Let’s illustrate with an example. A clickstream is just a sequence of URLs that you visited. A URL like... a 57-character text string that has little meaning by itself; it only points to meaning. Request the URL’s page and you’ll see a music CD, Trout Mask Replica. It’s an album originally released in 1969 by Captain Beefheart, a relatively avant-garde artist. Further bits of significant detail are available either directly on the page or from secondary sources, which are another jump away. For example, if we know we are dealing with a music artist, a secondary source might be All Music Guide’s moods. For Captain Beefheart, they include “difficult,” “eccentric,” “cerebral,” “manic,” and “uncompromising.”

Now, if I’m a marketer, these bits of meaning provide clues about what the person who clicked this URL might like—not just in music but also in other media and many consumer-product categories.

Obviously, our example URL is a single data point, which can be misleading. But clickstreams tend to comprise lots of data points, especially if collected continuously over periods of time. So if you’ve been researching a car on the Web over the past few weeks, I know more than a few auto companies that would love to see your clickstream. Or, to be more precise, they’d love to mine the meaning of your clickstream: What category of car are you looking for? What brands are you considering? What price range are you considering? And so on.

The meaning-mining problem is important because these types of high-value questions are answerable if you can start with a relevant clickstream. But the meaning-mining problem is hard because machines are still mediocre at getting from the clickstream to reliably useful meaning. Of course, a human could do the job, following each link and then the secondary sources, but that doesn’t scale.

The vision of a Semantic Web is meant to help machines with these kinds of problems. In the meantime, today’s search engines can get part way there by extracting meaningful features, like keywords, from Web pages. Now that major search engines like Yahoo and Google have open APIs, I expect someone to make a Web service that takes a sequence of URLs and returns a set of coherent keywords that collectively “profile” the URLs’ immediate content. It will be a productive start.

Speaking of which, Attention Trust deserves credit for its own productive start in bringing these types of issues to higher prominence. Tools like the clickstream recorder are especially useful because they bring tangibility to what otherwise tend to be academic-ish discussions.

However, delivering on the promise of putting people in control of their data will likely take a bigger player than Attention Trust. A lot of resources will be necessary to address the meaning-mining problem, as well as several other technical and practical (chicken/egg-style) obstacles.
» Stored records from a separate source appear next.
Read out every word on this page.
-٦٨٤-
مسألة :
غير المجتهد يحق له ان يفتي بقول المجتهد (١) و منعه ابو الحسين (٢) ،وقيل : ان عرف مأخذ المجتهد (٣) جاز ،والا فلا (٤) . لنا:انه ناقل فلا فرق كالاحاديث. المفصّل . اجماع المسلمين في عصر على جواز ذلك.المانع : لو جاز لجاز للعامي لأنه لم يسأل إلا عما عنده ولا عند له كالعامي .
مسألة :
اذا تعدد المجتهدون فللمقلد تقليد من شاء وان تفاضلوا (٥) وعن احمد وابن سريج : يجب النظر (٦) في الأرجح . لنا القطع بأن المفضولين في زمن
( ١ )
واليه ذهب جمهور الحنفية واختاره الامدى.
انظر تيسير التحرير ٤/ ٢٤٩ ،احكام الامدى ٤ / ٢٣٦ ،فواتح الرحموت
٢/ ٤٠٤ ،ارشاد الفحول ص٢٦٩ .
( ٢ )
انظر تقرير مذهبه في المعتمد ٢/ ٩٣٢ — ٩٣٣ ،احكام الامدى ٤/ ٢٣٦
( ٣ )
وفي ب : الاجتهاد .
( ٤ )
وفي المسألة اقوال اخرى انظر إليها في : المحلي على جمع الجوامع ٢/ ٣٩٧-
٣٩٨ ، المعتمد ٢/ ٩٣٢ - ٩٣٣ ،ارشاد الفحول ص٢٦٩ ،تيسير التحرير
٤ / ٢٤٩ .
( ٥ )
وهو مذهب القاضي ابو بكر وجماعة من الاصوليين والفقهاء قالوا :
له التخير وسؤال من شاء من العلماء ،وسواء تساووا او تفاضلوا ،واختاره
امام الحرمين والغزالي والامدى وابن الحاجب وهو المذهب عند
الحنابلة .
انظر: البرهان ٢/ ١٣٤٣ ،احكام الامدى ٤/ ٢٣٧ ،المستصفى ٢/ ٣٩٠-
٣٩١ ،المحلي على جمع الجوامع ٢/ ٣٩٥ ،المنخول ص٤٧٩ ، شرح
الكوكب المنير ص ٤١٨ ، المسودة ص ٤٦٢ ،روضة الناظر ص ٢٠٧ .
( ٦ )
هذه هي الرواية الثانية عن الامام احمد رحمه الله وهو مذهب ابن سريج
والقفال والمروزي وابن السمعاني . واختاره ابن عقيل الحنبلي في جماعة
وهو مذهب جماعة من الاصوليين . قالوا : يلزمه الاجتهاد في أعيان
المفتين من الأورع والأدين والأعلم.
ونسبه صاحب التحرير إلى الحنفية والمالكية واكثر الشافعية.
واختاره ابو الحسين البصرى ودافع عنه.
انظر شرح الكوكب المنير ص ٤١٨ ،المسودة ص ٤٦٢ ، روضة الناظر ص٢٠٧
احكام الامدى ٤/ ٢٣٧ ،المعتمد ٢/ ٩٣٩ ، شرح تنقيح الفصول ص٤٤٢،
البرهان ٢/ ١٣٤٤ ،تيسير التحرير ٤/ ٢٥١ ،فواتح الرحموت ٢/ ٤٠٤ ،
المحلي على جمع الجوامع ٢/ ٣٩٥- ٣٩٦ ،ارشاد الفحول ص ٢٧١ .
The success factors are:

  1. Potential access to users’ full clickstreams (by owning the operating system, as Microsoft does; by being an Internet Service Provider (ISP) like AOL and Microsoft are; by partnering with ISPs like various search engines do; by having a browser toolbar, which could operate like Attention Trust’s clickstream recorder).
  2. Proximity to a huge number of users who can quickly generate a critical mass of use for the technology.
  3. A massive technical infrastructure to collect and mine clickstreams’ meanings and to make those meanings exchangeable among individuals and companies (or, for that matter, among individuals and other individuals).

Microsoft, AOL, and the major search engines are the obvious candidates, although an eBay or are possibilities too. It will be interesting to see which, if any, of these companies is first to make the necessary mindshift—and take the necessary risks—to go from using data about people as a proprietary asset to becoming an asset manager for people’s data.

1 comment:

  1. Hi Steve,
    I'm the Executive Director of AttentionTrust. Great post--very thought provoking. I linked to it the other day on our blog, and I just added another post with some excerpts and comments at Thanks for joining in the discussion--I look forward to staying in touch.